The Ortiz family has twin daughters, Eliana (“Eli”) and Emilia (“Emi”).
Knowing where and how to share our story is difficult...We never shared much publicly about Eli's condition...Everything started on a regular day when I put our 3 month-old twins down for a nap. After a few minutes, I saw Eli's chest heaving...I rushed over to her and found her largely unresponsive...After a rush to the emergency room, we learned she was in heart failure. Her heart was only vibrating...The doctors didn't know if she'd make it across town from Georgetown Hospital to Children's National Medical Center, which has more life-saving machines and medicines...
After the doctors at Children's National conducted many tests over the weeks that followed, Eli was diagnosed with dilated cardiomyopathy, which meant her heart was enlarged and not pumping sufficient blood to meet her body's needs. She had three open-heart surgeries, including one to attach a Berlin Heart and one to receive a heart transplant. Eli was the first child in the Washington, DC area to be on a Berlin Heart, which is a ventricular assist device (VAD) that pumps blood for the heart while a child awaits heart transplantation. She also had dozens of cardiac cathetarizations, was on dozens of medicines, and had dozens of hospitalizations...of up to 8 months at a time.
The Ortiz family is eternally grateful to the extraordinary team of medical professionals, therapists, social workers, case managers, Child Life specialists, volunteers, and others who gave Eli top-notch care and attention at Children's National Medical Center in Washington, DC. Eli spent the majority of her almost four years in the hospital, as both an in-patient and out-patient.
Eli, her sister, and her parents felt consistently loved and supported by the staff. Various staff members helped the whole family while Eli needed to be at the hospital for weeks and months at a time.
The Ortizes know first-hand what it means to be a caregiver of a child who has a complex medical condition: the painful, scary, and uncertain moments; the anxiety that comes from being stretched between multiple responsibilities and during intense times; the exhaustion of operating on little sleep; the need to find additional resources to help your children in all possible ways; the desperation of feeling you can't control circumstances or can't take away the pain, fear, or anguish your child is experiencing; and the recognition of how much stress impacts each family member in her/his own way...

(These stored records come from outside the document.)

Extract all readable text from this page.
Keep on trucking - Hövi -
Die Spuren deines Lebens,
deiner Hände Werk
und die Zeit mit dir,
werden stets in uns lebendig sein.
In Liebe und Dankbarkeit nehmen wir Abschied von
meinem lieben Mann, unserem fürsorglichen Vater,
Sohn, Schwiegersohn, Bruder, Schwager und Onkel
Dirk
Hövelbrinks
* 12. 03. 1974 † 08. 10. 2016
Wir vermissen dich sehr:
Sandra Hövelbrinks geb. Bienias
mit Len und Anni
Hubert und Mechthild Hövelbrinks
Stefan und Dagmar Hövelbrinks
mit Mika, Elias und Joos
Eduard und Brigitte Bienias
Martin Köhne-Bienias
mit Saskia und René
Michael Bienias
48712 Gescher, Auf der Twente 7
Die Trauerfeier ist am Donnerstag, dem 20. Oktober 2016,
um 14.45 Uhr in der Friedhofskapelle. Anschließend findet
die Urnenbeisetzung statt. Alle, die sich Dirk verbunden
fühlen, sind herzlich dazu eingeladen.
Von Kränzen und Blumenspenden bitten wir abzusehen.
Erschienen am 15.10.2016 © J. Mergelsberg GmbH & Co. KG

The idea to support complementary care and Integrative Medicine (IM) originated from the Ortiz family's personal experiences; as well as their belief in the importance of holistic care that helps the body, mind, and spirit heal. They want to help reduce acute and chronic stress that can cause existing conditions to worsen and new conditions to form. They also believe in the potential of IM, as it "reaffirms the importance of the relationship between practitioner and patient, focuses on the whole person, is informed by evidence, and makes use of all appropriate therapeutic approaches, healthcare professionals and disciplines to achieve optimal health and healing." (Consortium of Academic Health Centers for Integrative Medicine)
Eli passed away March 28, 2016. Her light continues to shine and will always guide the Ortizes.
Click here to view a local news report on Eliana's Light and the 2017 Race for Every Child, an annual fundraising 5K that raises money for Children's National Medical Center. Team "Eliana's Light" is raising funds to support the development of an Integrative Medicine program at Children's National.
The Ortizes are tremendously grateful to the hundreds of people - family, friends, and hospital staff - who have cared for and supported them over the years. This organization started in recognition of their unwavering dedication, selfless service, and unconditional love.